Oleh sebab itu, di tengah arus digitalitasi yang mengambil-alih nyaris semua seluk kehidupan ini, sangat relevan menempatkan pertanyaan eksistensial ini dalam konteks kebudayaan Nusantara.

Jauh sebelum masuknya ajaran Budha, jawaban atas pertanyaan eksistensial tersebut muncul dalam wujud menhir, kubur batu, dan peralatan upacara kuburan pada masa megalitik. Benda-benda tersebut merupakan perwujudan manusia dahulu kala untuk menjawab pertanyaan eksistensial tersebut atau yang dalam antropologi disebut dengan totem. Menurut Émile Durkheim totem yang ada dalam masyarakat tribal tersebut adalah jawaban atas kondisi eksistensial terkait keberadaan mereka di bumi ini (Tony Rudyansjah, 2015; 97-98).
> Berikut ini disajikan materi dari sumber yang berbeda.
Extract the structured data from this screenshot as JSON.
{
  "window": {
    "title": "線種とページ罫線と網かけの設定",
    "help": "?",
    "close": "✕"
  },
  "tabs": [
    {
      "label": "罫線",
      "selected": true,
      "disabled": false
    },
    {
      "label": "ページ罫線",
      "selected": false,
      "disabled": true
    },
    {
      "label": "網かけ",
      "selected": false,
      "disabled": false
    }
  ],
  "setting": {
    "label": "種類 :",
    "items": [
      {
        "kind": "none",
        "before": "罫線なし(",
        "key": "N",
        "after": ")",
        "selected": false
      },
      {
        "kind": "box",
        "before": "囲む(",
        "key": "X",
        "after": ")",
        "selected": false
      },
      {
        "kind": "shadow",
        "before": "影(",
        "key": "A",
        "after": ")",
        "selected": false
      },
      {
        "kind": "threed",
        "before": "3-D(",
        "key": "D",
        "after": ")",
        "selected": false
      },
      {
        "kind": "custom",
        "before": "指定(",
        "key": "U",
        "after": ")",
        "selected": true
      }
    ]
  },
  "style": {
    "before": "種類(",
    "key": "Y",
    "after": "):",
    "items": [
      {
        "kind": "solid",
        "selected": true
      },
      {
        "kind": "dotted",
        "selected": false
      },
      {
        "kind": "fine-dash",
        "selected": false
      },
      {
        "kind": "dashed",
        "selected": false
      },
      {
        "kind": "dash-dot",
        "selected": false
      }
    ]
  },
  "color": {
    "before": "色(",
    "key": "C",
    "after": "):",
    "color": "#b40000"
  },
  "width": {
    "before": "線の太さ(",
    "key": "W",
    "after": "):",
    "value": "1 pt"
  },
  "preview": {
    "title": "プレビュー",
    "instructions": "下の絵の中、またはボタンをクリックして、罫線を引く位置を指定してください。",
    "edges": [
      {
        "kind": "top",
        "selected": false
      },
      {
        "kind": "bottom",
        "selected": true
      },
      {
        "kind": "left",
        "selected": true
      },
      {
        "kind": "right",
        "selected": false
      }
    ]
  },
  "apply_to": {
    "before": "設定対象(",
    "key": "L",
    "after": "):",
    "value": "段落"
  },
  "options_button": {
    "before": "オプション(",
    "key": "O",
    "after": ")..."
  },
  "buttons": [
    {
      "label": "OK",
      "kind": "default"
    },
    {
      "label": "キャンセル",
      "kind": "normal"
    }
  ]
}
Pada budaya megalitik Nusantara wujud totem ini bisa dilihat di Padang Sumatera Barat;  Palu, Sulawesi Tengah; Bondowoso di Jawa Timur. |Tempat beradanya totem-totem dari batu ini merupakan lokasi peninggalan peradaban kuno di Nusantara. Secara filsafat bisa dikatakan proses pencarian dan pembentukan sebuah totem adalah jawaban dari pertanyaan eksistensial di tengah kefanaan dunia ini.

Masuknya ajaran Hindu dan Budha membawa pelbagai cara manusia di Nusantara memaknai dirinya dalam kefanaan itu semakin kompleks. Jika pada masyarakat tribal terkesan sederhana totemnya, maka dalam ajaran Budha dan Hindu perlengkapannya sangat banyak dan rumit untuk mencapai jawaban akan pertanyaan eksistensial tersebut. Apa yang dibawa dalam Budha atas segala ketidakmenentuan yang dialami manusia adalah jalan pembebasan, yaitu melepaskan karma dan meraih cara untuk menuju alam nirwana.

Jalan pembebasan yang dirintis Sidharta Gautama  itu mengajarkan umat manusia bahwa dunia ini fana. Untuk itu, manusia harus meraih kesempurnaan sehingga tidak menjalani karma di dunia ini kembali. Konsep ini mendapat tanggapan yang variatif pada masanya ketika tiba di bumi Nusantara, baik di Sumatra, Jawa, Bali, Kalimantan, dan Sulawesi.

Gagasan pembebasan ini antara lain muncul dalam konsep tantrayana dalam tradisi Budha maupaun Hindu, baik di Jawa Timur maupun di Bali. Tradisi tantrik ini merupakan varian dari jalan pembebasan untuk mencapai nirvana dengan pelbagai cara. Ini merupakan jalan pembebasan, sebagaimana disampaikan para peneliti tantra, baik Lydia Kieven, Andrea Acri dan I Ketut Sandika.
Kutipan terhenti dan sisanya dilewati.